A Universidade de Aveiro (UA) patenteou uma máquina de estampagem em aço de alta resistência, capaz de fazer peças exclusivas em algumas horas e com aplicação em áreas tão diversas como a biomédica, automóvel e aeroespacial.

 

A título de exemplo, a "máquina para estampagem incremental de chapa" é capaz de produzir um implante craniano para substituir um osso da cabeça em quatro horas, uma porta para um protótipo de um novo automóvel em seis horas e meia, ou uma peça para a fuselagem de uma nave aeroespacial em cinco horas.

 

Desenvolvida a pensar sobretudo na indústria biomédica, automóvel e aeroespacial, a máquina da UA tem no punção o ator principal, que atua na chapa, suspensa apenas pelo perímetro.

 

Os seis braços hidráulicos ligados ao punção conferem-lhe uma grande liberdade de movimentos e permitem-lhe imprimir forças até aos dois mil quilos em chapas de metal, desde as menos resistentes até às de aço usadas nos aviões, e moldá-las ao sabor do comando computadorizado programado pelos técnicos.

 

A precisão com que o faz assemelha-se ao cinzel de um escultor de mármore: "até faces humanas o punção molda no aço".

 

O método desenvolvido no Departamento de Engenharia Mecânica (DEM) da UA quer substituir os dispendiosos processos de moldagem industrial, quando o objetivo é conceber um número reduzido de peças.

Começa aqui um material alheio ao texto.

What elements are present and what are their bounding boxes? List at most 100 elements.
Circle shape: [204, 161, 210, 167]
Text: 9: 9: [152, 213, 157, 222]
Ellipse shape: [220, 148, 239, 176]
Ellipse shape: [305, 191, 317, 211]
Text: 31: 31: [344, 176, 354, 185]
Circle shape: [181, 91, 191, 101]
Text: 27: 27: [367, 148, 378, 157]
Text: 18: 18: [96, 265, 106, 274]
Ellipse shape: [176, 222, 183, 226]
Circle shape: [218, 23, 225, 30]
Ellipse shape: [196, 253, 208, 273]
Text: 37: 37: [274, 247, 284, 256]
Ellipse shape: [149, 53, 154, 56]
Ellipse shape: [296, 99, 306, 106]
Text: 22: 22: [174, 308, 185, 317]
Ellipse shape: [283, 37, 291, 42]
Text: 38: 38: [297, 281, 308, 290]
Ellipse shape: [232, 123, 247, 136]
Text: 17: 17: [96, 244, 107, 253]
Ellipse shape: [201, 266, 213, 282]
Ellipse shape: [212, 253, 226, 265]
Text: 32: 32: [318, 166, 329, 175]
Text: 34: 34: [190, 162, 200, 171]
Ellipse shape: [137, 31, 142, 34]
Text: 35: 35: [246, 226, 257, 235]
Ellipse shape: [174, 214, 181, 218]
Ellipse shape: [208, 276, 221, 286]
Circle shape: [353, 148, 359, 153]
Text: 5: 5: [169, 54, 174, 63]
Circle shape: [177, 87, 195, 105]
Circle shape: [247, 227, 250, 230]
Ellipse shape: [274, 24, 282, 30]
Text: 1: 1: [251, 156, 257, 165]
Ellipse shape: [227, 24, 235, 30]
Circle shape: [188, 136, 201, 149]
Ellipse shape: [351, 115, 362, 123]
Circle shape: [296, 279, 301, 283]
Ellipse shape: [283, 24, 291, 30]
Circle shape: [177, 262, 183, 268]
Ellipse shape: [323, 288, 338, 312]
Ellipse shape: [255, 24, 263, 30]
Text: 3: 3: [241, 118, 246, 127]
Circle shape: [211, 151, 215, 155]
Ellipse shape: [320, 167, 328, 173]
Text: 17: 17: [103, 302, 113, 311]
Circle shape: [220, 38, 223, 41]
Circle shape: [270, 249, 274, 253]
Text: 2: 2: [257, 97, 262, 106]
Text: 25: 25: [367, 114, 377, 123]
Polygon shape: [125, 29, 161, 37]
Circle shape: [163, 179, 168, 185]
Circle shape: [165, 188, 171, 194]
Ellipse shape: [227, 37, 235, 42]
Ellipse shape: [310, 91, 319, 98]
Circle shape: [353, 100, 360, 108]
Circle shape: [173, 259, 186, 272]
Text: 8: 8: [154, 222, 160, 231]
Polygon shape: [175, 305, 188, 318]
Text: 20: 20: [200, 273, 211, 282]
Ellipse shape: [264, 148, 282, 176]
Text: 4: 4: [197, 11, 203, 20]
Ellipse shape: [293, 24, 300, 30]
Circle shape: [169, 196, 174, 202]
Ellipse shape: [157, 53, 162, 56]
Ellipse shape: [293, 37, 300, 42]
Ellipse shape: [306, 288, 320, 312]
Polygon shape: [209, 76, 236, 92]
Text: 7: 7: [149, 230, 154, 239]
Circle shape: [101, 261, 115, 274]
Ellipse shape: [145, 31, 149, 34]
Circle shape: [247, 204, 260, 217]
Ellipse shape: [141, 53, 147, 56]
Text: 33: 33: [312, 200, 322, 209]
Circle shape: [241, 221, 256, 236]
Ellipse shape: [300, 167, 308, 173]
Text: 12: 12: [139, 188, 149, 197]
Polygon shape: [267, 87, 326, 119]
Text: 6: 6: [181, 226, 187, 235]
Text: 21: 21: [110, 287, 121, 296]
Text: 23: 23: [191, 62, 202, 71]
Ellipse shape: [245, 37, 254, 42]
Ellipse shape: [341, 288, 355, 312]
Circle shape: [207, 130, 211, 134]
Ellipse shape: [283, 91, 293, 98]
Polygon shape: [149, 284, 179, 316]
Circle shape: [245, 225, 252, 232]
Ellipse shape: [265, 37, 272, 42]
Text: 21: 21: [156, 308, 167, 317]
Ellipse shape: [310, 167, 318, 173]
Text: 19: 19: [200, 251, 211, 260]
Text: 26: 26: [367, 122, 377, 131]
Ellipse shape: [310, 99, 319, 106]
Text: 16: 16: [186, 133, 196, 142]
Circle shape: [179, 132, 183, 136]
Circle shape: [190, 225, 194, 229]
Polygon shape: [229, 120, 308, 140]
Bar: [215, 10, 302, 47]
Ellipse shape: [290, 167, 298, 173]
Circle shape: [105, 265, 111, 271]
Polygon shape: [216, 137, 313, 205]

É o caso dos implantes médicos, nomeadamente dos usados para substituir os ossos do crânio, e cujas medidas são exclusivas de cada indivíduo.

 

Na indústria automóvel e aeroespacial, na hora da conceção de um protótipo funcional, o método de estampagem da UA pode dar vida a formas experimentais que, posteriormente, poderão passar ou não para as máquinas de produção em série.

 

"A estampagem de peças em série é feita através de prensas e o grande problema da estampagem através de prensas é que implica um investimento inicial que ronda os 15 mil euros", explica Ricardo Sousa, investigador do DEM e responsável pela conceção da máquina. O processo, adequado para a fabricação de peças em série, deixa de ser ideal para peças exclusivas, devido ao elevado custo.

 

"Se eu quiser fazer uma peça para substituir a porta do meu 'carocha' não posso estar a gastar 15 mil euros para fazer uma matriz e, da mesma forma, uma marca de automóveis que quer fazer apenas um protótipo, não vai investir esse dinheiro, só para criar uma peça cujos resultados ainda estão em estudo", explica.

 

Por essa razão, explica Ricardo Sousa, "os protótipos são muitas vezes feitos em fibra de vidro ou em madeira, com todas as desvantagem que estes dois materiais têm por não serem exatamente os que no futuro vão ser usados no fabrico em série do produto".